Given the struggles of Andre Miller, Andre Igoudala and Wilson Chandler, Lawson's ability to beat the first line of defense remains one of the primary reasons that Denver hasn't taken a more disastrous turn in the series. Without him, Denver's offense would devolve into a series of false starts and desperation jumpers, lacking in any capacity to keep pace with Curry and the Warriors' hot streak.
Carl Landry, Golden State Warriors
It's clear at this point that the Warriors could get by with their floor-stretching starting lineup for much of the game, but some B-side scoring is necessary when Golden State head coach Mark Jackson takes some of the principal contributors off the court. Remove Bogut from that starting group, and suddenly the Nuggets' traps become increasingly viable. Sub out Curry or Jarrett Jack, and Golden State lacks the same ability to wreak havoc off the bounce. Each of those concessions could prove costly, but Landry offers a corresponding influx of offense to keep even the Warriors' worst lineups afloat. So much of managing an NBA rotation is finding ways to stem tides and survive weaknesses, and in that regard Landry has made Mark Jackson's job far easier than it might have been otherwise.
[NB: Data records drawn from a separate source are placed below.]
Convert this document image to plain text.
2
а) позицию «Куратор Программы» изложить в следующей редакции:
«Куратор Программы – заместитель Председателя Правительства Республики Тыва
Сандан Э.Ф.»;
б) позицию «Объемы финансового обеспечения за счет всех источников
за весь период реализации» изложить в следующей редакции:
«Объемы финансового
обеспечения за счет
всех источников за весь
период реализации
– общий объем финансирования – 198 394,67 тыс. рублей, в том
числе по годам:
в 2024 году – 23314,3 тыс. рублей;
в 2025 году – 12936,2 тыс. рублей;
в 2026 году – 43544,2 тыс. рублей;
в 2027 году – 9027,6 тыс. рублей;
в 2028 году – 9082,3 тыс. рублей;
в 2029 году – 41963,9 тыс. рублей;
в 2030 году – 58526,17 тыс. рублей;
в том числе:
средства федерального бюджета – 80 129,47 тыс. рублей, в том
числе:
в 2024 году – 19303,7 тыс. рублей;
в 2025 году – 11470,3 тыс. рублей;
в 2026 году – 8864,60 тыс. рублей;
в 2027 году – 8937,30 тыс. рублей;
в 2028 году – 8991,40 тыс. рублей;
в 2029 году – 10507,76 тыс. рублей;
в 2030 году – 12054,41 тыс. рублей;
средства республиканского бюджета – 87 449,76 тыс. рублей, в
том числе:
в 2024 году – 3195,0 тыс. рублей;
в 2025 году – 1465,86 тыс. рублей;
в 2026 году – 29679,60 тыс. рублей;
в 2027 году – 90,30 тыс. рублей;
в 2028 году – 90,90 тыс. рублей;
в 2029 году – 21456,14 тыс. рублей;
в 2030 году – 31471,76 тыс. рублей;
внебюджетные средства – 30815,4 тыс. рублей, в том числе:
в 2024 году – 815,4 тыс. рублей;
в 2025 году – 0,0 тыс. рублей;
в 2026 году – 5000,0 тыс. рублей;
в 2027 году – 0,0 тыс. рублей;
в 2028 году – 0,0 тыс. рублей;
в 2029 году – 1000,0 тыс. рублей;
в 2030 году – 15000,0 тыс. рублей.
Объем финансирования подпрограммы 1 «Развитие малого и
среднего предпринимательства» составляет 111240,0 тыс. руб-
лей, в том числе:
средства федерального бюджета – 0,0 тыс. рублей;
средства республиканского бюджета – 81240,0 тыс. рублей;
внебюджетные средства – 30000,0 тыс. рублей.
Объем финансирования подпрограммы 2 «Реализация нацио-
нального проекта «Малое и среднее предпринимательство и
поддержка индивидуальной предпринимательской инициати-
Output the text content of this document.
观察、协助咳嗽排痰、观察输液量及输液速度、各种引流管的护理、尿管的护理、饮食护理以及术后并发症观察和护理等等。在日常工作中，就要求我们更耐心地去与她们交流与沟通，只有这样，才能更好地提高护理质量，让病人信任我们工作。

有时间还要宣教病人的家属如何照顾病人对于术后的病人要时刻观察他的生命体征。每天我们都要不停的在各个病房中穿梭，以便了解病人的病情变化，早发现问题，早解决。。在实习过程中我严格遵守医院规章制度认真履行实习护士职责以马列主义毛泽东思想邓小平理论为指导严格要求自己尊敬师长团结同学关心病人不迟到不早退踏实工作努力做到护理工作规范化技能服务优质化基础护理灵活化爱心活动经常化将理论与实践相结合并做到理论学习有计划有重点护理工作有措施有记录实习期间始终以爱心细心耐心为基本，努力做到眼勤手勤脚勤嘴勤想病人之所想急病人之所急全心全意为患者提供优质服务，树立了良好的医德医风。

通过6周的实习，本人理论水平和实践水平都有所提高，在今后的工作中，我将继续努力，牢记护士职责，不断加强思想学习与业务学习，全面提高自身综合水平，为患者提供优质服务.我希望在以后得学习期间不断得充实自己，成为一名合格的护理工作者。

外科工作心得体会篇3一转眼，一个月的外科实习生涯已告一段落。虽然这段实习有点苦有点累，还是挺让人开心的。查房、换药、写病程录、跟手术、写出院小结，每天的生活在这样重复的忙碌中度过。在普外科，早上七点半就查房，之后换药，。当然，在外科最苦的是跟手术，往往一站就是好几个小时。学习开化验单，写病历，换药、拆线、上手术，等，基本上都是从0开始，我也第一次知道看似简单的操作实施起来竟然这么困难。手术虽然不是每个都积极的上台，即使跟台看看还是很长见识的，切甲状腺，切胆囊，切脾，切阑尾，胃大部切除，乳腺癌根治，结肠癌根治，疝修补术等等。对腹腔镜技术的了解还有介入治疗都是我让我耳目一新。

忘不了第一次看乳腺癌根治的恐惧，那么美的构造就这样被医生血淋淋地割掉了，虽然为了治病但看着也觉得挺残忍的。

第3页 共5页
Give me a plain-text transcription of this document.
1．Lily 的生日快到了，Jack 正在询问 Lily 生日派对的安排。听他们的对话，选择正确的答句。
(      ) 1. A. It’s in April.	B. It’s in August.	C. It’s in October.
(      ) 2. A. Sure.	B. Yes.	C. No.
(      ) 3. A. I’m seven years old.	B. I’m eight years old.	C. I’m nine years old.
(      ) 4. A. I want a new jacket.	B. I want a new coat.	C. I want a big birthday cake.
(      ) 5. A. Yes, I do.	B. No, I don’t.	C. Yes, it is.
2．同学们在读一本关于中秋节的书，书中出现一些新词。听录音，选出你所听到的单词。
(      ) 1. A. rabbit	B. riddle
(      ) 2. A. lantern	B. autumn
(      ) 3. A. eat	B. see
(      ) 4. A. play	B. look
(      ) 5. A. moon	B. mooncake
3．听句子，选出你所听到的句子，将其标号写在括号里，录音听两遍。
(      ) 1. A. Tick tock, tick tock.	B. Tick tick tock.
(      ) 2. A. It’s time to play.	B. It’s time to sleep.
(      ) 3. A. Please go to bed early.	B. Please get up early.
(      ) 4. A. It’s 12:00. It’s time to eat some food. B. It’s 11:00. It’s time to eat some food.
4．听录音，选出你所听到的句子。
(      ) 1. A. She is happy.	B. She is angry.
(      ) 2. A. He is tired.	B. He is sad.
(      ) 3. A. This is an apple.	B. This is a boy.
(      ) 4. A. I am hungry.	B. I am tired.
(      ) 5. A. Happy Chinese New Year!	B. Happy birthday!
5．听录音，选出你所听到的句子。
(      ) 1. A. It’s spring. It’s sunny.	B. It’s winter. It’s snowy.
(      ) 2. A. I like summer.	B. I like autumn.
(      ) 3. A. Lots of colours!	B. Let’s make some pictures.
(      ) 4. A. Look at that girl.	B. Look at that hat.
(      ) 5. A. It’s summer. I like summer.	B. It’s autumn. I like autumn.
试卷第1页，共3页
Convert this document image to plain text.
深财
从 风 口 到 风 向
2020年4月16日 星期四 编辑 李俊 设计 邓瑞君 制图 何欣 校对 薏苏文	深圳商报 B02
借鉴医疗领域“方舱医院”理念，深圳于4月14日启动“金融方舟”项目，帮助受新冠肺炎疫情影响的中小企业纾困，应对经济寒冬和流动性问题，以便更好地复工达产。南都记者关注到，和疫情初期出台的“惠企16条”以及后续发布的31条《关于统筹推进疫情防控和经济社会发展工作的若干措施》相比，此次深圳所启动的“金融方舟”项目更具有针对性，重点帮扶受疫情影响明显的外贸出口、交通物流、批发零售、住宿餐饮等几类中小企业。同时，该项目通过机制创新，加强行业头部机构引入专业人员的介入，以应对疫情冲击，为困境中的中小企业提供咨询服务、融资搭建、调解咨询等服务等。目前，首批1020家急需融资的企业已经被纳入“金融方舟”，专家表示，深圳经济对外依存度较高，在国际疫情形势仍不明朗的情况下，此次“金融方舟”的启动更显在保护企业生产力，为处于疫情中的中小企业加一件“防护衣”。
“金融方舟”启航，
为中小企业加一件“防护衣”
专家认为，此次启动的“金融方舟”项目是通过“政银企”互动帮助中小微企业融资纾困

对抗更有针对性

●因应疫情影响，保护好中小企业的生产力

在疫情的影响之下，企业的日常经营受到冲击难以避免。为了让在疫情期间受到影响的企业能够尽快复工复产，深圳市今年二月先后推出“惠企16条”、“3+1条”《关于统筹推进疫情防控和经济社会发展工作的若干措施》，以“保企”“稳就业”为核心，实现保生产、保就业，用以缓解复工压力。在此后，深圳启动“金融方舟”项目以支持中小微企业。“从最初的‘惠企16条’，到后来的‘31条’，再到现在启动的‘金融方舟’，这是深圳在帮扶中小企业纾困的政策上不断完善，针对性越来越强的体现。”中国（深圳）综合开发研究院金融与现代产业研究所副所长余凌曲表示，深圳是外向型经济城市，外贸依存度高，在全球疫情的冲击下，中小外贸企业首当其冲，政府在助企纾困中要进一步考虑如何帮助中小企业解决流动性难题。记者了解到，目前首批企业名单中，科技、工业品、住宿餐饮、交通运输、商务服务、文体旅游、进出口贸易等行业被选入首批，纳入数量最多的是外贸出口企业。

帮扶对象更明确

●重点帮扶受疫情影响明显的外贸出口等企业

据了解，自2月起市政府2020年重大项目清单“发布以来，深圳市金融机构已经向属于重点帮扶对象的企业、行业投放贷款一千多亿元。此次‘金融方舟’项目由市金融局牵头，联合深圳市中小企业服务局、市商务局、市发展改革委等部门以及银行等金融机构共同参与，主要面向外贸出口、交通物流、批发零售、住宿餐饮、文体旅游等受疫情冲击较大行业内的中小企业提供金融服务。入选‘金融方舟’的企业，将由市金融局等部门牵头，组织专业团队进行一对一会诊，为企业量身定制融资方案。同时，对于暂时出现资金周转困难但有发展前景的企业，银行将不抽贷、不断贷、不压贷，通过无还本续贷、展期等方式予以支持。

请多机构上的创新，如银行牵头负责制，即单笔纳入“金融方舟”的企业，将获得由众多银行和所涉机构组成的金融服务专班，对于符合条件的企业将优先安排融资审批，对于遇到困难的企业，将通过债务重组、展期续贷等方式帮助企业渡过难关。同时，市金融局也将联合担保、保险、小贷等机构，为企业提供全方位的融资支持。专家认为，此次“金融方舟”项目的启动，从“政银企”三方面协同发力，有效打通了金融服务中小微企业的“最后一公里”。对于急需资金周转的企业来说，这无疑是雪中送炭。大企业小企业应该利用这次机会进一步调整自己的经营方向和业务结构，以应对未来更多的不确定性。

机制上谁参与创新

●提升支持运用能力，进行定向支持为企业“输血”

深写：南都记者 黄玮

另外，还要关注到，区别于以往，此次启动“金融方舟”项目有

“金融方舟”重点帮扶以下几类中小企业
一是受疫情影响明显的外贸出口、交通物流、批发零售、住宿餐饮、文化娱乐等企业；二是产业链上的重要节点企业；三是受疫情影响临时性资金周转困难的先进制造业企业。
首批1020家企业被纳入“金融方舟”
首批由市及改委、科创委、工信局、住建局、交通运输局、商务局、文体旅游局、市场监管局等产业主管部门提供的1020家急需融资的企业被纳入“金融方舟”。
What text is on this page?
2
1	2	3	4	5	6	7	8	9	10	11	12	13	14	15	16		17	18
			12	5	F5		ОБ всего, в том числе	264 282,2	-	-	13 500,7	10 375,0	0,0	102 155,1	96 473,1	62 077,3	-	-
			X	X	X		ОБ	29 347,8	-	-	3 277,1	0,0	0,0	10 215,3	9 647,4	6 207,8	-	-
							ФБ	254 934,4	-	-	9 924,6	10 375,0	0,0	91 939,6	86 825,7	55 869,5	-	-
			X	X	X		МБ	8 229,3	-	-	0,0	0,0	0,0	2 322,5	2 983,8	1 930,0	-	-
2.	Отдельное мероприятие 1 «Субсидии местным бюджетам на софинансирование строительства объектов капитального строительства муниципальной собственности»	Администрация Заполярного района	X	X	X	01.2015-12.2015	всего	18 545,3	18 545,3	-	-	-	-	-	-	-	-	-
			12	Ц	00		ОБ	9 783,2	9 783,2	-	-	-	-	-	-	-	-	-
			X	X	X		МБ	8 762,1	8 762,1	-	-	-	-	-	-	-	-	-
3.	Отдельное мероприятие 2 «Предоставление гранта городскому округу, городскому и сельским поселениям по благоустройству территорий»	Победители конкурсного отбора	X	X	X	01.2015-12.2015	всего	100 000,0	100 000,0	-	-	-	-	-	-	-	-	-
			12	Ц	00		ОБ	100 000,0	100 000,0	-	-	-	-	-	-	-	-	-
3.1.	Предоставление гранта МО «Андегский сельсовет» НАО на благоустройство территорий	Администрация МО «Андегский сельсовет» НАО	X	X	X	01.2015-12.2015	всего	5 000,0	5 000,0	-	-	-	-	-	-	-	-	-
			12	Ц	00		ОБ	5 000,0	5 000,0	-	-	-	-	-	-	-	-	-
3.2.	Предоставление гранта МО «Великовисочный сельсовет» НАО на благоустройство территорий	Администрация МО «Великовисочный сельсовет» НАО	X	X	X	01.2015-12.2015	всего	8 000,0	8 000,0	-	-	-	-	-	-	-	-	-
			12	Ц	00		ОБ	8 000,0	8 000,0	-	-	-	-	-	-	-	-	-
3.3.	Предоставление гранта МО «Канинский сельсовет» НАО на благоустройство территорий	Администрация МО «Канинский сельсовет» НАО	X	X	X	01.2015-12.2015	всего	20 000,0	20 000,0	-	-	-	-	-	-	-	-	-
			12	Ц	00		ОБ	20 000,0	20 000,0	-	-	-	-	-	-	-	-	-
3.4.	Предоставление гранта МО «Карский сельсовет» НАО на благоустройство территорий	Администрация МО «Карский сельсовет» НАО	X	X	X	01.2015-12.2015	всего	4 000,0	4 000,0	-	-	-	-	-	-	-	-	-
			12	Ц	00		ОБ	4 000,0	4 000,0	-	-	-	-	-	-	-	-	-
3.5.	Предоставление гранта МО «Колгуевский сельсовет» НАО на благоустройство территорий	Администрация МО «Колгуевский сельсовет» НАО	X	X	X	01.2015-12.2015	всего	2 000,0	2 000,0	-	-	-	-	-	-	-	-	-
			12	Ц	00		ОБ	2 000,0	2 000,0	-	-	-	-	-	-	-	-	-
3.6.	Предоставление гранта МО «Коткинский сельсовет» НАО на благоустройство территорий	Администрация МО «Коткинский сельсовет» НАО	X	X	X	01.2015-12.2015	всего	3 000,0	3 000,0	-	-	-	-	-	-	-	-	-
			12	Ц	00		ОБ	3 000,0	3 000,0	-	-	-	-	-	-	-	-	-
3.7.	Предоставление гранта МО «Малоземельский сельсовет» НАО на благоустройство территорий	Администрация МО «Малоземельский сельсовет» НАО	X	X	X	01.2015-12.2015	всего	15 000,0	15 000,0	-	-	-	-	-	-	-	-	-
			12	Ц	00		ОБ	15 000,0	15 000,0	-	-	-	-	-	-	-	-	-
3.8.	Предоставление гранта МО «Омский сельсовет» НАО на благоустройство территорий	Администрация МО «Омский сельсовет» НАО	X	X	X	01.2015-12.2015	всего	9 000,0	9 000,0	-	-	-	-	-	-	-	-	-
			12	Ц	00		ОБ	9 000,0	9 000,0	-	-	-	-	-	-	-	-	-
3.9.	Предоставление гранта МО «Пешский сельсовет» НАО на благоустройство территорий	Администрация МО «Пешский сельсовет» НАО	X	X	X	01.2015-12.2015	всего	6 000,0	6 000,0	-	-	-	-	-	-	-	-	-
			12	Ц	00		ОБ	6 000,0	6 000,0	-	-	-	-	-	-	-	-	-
He’s lacking as an all-around player, but Landry thrives as a situational offensive option by posting up undersized Denver defenders, salvaging broken plays and scrapping for extra possessions on the offensive glass. He does far more to minimize deficits than build tide-turning runs, but over the last two games Landry (28.8 points per 36 minutes) has almost matched Curry (30.4 per 36) in terms of his per-minute scoring. By the numbers, the Warriors are actually outscored by the Nuggets when Landry is on the court (-3.1 points per 100 possessions), though that's largely a product of his particular role. He fits in well enough among Golden State's other higher-usage players, but where he's of real value is in keeping things manageable when the Warriors trot out a less-than-optimal mix of players (an inevitability with Lee's injury and the other shortcomings of this roster). In those situations, Landry does a fine job of keeping the deficit manageable, and in that, gives the Warriors the incredibly precious means to sustain with a limited rotation. Statistical support for this post provided by NBA.com.